Speaker: Hovav Shacham
Weizmann Institute of Science
Friday, April 20, 2007
11:00 am - 12:00 pm
EBU3b 1202
ABSTRACT
We analyze the effectiveness of two techniques intended to make it harder for attackers to exploit
vulnerable programs: W-xor-X and ASLR. W-xor-X marks all writable locations in a process' address
space non-executable. ASLR randomizes the locations of the stack, heap, and executable code in an
address space. Intel recently added hardware to its processors (the "XD bit") to ease W-xor-X
implementation. Microsoft Windows Vista ships with W-xor-X and ASLR. Linux (via the PaX project)
and OpenBSD also include support for both. We find that both measures are less effective than
previously thought, on the x86 at least. A new way of organizing exploits allows the attacker to
perform arbitrary computation using only code already present in the attacked process' address
space, so code injection is unnecessary. Exploits organized in the new way chain together dozens
of short instruction sequences, each just two or three instructions long. Because of the properties
of the x86 instruction set, these sequences might not have been intentionally compiled into the
binary; we find them by means of static analysis. Furthermore, the effective entropy of PaX ASLR
can be searched by brute force. The attack takes just a few minutes to mount over the network.
Group signatures are a variant of digital signatures that provides anonymity for signers. Any member
of a group can sign messages, but the resulting signature keeps the identity of the signer secret.

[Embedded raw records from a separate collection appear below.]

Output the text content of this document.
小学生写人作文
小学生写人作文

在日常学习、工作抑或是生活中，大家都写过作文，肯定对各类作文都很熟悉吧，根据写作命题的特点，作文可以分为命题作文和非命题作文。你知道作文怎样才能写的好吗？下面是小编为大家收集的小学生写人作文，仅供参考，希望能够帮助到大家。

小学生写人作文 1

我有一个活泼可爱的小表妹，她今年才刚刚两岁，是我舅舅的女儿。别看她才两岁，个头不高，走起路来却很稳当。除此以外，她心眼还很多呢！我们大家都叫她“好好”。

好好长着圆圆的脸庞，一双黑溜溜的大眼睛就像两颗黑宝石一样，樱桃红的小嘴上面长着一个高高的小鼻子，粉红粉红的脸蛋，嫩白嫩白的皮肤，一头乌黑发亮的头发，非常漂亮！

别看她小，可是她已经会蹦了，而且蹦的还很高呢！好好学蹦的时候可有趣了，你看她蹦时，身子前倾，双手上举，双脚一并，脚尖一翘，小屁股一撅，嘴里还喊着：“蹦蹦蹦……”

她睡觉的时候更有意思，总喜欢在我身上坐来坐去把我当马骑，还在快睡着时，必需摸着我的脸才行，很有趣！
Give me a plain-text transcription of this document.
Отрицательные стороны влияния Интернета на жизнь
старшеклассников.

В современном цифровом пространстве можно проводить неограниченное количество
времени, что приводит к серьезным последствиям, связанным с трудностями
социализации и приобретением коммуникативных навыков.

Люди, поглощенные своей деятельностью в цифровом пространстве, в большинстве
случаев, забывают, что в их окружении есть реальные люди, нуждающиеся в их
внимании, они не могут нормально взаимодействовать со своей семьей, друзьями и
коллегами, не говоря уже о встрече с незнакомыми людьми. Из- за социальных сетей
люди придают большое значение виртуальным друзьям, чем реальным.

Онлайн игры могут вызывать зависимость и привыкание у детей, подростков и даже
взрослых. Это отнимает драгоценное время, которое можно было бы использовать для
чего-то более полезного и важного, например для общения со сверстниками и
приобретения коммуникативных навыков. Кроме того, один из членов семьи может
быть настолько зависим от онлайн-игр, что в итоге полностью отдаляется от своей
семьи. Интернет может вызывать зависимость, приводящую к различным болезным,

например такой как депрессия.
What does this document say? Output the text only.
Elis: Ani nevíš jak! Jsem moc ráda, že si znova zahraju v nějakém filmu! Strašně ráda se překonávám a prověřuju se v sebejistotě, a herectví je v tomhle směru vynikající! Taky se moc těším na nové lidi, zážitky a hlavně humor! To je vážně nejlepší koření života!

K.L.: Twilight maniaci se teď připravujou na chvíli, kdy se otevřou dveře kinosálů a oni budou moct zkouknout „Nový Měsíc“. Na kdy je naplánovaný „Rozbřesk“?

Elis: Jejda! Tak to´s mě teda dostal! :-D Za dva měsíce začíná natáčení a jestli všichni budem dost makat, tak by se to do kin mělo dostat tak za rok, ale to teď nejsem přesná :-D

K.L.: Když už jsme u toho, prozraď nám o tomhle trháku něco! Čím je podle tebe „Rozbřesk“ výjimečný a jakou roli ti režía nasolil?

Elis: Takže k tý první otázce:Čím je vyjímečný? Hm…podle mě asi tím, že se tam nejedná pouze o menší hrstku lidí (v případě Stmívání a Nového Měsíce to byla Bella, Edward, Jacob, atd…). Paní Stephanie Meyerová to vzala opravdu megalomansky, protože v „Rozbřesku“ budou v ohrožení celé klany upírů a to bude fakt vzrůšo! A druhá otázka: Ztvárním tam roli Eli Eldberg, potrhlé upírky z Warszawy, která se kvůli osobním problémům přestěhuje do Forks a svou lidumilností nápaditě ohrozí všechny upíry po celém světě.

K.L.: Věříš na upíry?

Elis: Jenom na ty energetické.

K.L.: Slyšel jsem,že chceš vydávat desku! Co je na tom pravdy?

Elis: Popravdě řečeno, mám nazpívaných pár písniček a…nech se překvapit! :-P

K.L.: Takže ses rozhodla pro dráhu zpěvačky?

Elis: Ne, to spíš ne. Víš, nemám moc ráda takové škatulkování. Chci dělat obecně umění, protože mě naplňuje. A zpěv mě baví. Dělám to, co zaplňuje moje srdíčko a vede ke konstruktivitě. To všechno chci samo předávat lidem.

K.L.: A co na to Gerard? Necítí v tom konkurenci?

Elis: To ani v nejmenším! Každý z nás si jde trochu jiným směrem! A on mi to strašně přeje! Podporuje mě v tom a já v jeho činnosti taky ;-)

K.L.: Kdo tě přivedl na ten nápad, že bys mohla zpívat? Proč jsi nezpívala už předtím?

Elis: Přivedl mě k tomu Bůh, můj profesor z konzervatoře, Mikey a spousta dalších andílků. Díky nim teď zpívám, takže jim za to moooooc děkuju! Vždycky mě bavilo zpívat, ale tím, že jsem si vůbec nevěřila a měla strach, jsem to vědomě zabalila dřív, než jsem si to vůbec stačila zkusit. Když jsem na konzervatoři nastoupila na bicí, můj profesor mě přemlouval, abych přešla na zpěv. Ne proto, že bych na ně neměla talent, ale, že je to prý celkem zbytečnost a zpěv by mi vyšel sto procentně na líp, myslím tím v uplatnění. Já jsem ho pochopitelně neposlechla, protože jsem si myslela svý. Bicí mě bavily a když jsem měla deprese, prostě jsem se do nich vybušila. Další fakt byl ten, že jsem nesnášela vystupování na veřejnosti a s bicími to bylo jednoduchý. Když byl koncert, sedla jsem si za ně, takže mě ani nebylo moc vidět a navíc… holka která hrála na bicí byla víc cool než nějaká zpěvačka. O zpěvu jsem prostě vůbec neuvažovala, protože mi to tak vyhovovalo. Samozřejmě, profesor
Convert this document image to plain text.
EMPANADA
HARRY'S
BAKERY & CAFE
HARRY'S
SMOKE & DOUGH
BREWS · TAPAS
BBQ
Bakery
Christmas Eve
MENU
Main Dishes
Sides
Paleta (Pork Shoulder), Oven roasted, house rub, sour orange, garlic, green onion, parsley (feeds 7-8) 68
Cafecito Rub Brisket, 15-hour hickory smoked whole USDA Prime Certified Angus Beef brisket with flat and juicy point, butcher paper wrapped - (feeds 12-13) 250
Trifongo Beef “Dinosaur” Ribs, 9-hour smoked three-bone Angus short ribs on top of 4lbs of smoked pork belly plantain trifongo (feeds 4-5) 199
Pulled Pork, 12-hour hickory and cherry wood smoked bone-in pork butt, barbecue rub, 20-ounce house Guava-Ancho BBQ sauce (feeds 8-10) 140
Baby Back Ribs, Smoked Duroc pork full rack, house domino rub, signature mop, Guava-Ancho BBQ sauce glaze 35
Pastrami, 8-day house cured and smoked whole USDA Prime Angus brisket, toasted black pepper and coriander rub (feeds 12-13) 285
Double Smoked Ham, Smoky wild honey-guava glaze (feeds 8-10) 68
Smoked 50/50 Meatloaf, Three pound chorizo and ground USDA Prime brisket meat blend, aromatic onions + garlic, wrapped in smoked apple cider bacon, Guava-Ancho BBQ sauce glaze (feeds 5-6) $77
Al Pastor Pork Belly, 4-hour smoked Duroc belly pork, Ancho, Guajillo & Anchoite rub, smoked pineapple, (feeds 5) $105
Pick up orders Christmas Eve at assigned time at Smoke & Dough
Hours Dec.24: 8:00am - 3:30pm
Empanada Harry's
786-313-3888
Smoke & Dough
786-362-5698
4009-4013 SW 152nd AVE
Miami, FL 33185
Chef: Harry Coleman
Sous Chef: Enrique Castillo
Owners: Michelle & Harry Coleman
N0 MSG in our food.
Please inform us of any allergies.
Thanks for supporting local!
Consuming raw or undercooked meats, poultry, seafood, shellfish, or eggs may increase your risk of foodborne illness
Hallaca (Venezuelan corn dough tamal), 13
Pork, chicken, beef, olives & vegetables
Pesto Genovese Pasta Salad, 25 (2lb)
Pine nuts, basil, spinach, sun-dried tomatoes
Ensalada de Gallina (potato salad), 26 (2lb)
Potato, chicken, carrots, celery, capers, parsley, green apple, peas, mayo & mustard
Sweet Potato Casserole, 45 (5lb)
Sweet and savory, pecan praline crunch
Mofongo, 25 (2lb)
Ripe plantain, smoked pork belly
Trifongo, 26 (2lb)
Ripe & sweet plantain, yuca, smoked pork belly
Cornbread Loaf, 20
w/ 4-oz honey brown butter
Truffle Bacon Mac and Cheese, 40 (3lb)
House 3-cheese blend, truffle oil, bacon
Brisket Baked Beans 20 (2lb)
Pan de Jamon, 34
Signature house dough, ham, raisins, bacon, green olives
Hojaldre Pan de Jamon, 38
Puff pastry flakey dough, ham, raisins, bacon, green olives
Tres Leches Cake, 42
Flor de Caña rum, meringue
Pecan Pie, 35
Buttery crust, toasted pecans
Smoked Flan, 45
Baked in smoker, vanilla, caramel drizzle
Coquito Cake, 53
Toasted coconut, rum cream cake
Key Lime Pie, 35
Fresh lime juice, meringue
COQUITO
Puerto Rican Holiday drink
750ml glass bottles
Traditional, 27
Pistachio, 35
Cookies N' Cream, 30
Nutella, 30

In some systems there is a third party that can undo the signature anonymity (trace) using a special
trapdoor. New applications for group signatures include the trusted computing initiative (TCPA) and
vehicle safety ad-hoc networks (DSRC). In each case, group signatures provide privacy guarantees for
tamper-resistant embedded devices. We describe a short group signature scheme. Signatures in our
scheme are approximately the size of a standard RSA signature with the same security. The mathematical
setting for our scheme is certain elliptic curves featuring an efficiently computable bilinear map, a
setting that has proved fruitful in recent years. We also consider two choices for handling revocation
in our scheme.
BIO
Hovav Shacham is a Koshland Scholars Program post-doctoral fellow at the Weizmann Institute of Science,
working with Moni Naor. He received his Ph.D. in 2005 from Stanford University, where his ad-visor was
Dan Boneh. In 2000, he received an A.B. in English and a B.S. in computer science, also from Stanford.
Hovav's research interests are in applied cryptography and systems security. He is one of the pioneers
in using pairings, computable bilinear maps over certain elliptic curves -- to construct cryptographic
systems. He has published twelve conference papers and two journal papers, and served on ten program
committees.
Hovav is the proud owner of a check from Knuth.